Afonso Dhlakama anuncia trégua por tempo indeterminado

Presidente da Renamo assinalou, porém, que o alargamento deste período de paz não significa o fim da guerra

O presidente da Resistência Nacional Moçambicana (Renamo), Afonso Dhlakama, anunciou hoje o prolongamento da trégua no país por tempo indeterminado.

"Hoje há uma novidade, porque a trégua será diferente daquelas tréguas que já pude anunciar: estou agora a anunciar a trégua sem prazo", declarou Afonso Dhlakama, falando a partir da região de Gorongosa, centro do país, por teleconferência, para jornalistas que se juntaram na sede da Renamo em Maputo.

"Eu já vinha sempre a dizer, que se tudo correr bem, se o Governo, o Presidente da República, o meu irmão [Filipe] Nyusi correspondesse, poderia dar a trégua sem prazo", realçou.

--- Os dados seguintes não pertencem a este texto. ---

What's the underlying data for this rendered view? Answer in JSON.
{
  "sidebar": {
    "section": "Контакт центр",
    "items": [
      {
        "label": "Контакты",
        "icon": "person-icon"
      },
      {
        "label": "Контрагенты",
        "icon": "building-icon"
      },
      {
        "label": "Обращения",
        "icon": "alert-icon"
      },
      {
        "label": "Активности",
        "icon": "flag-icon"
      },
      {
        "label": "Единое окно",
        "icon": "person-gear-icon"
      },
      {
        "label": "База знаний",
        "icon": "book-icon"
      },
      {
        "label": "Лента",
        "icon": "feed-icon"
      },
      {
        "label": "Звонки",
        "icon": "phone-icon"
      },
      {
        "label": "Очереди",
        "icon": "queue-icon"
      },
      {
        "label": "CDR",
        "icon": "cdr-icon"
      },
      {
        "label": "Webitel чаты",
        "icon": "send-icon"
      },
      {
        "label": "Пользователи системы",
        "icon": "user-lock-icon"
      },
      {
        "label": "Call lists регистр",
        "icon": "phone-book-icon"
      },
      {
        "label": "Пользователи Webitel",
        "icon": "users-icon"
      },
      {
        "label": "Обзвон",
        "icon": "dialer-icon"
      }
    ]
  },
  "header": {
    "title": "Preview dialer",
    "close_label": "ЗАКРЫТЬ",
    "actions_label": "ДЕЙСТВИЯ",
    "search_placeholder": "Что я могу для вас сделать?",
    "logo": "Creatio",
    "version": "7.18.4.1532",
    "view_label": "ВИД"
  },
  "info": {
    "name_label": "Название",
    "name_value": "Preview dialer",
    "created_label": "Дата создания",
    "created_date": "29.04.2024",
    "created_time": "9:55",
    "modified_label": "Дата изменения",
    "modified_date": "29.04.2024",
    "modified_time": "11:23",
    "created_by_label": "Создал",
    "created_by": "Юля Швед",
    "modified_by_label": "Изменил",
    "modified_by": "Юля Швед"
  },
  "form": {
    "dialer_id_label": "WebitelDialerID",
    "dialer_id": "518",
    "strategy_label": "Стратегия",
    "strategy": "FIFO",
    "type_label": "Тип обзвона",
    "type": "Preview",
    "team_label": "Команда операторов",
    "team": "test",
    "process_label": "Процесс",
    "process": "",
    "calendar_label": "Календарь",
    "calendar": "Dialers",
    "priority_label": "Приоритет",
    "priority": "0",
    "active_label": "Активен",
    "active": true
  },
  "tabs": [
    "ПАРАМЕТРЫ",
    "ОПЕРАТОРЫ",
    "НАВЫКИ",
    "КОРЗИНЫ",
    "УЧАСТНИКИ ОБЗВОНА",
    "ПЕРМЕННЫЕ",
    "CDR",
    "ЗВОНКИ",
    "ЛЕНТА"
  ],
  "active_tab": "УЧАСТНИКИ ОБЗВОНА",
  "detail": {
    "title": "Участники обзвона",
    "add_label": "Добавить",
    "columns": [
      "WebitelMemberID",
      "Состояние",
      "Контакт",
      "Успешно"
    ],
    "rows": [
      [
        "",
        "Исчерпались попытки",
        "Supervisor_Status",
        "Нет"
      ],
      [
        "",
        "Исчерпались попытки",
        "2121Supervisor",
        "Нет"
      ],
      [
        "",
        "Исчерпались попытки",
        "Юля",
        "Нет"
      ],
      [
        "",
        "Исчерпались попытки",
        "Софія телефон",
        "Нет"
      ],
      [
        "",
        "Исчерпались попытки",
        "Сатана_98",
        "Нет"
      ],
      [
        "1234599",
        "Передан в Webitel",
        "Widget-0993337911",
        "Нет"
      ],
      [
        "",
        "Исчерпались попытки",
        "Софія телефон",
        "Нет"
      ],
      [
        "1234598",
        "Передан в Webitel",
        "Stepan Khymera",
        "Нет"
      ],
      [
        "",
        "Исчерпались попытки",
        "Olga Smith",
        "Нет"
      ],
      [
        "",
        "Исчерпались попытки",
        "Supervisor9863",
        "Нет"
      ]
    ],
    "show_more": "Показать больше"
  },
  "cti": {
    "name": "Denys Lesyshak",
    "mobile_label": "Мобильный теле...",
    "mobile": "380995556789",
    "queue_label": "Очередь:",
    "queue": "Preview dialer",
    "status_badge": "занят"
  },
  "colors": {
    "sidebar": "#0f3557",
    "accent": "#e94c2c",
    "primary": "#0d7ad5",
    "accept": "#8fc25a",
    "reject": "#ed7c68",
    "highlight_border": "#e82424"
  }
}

A decisão, continuou, também se deve a pedidos de empresários, nacionais e estrangeiros, que consideravam insuficientes sucessivas tréguas com prazos definidos.

"Ouvi as pessoas, sobretudo alguns homens de negócios, estrangeiros e nacionais, e ficavam com receio: 60 dias [de tréguas]? Então pensavam: e se esgotarem os 60 dias, o que é que vai acontecer depois", afirmou o líder da Renamo.

Afonso Dhlakama adiantou que o chefe de Estado moçambicano vai ordenar às Forças de Defesa e Segurança (FDS) para começarem a retirar as suas posições da região da Gorongosa, onde estão as principais bases da Renamo, a partir de segunda-feira, no âmbito do processo da restauração da paz.

"Aqui na Gorongosa tem mais de 26 posições militares das FADM [Forças Armadas de Defesa de Moçambique] e das FIR [Forças de Intervenção Rápida], em volta da serra da Gorongosa, porque vieram aqui combater. Agora a guerra acabou, é preciso que se retirem", acrescentou o líder da Renamo.

Com a retirada, assinalou Afonso Dhlakama, o Governo está a corresponder ao gesto de boa vontade expresso pela Renamo, com o alargamento da trégua.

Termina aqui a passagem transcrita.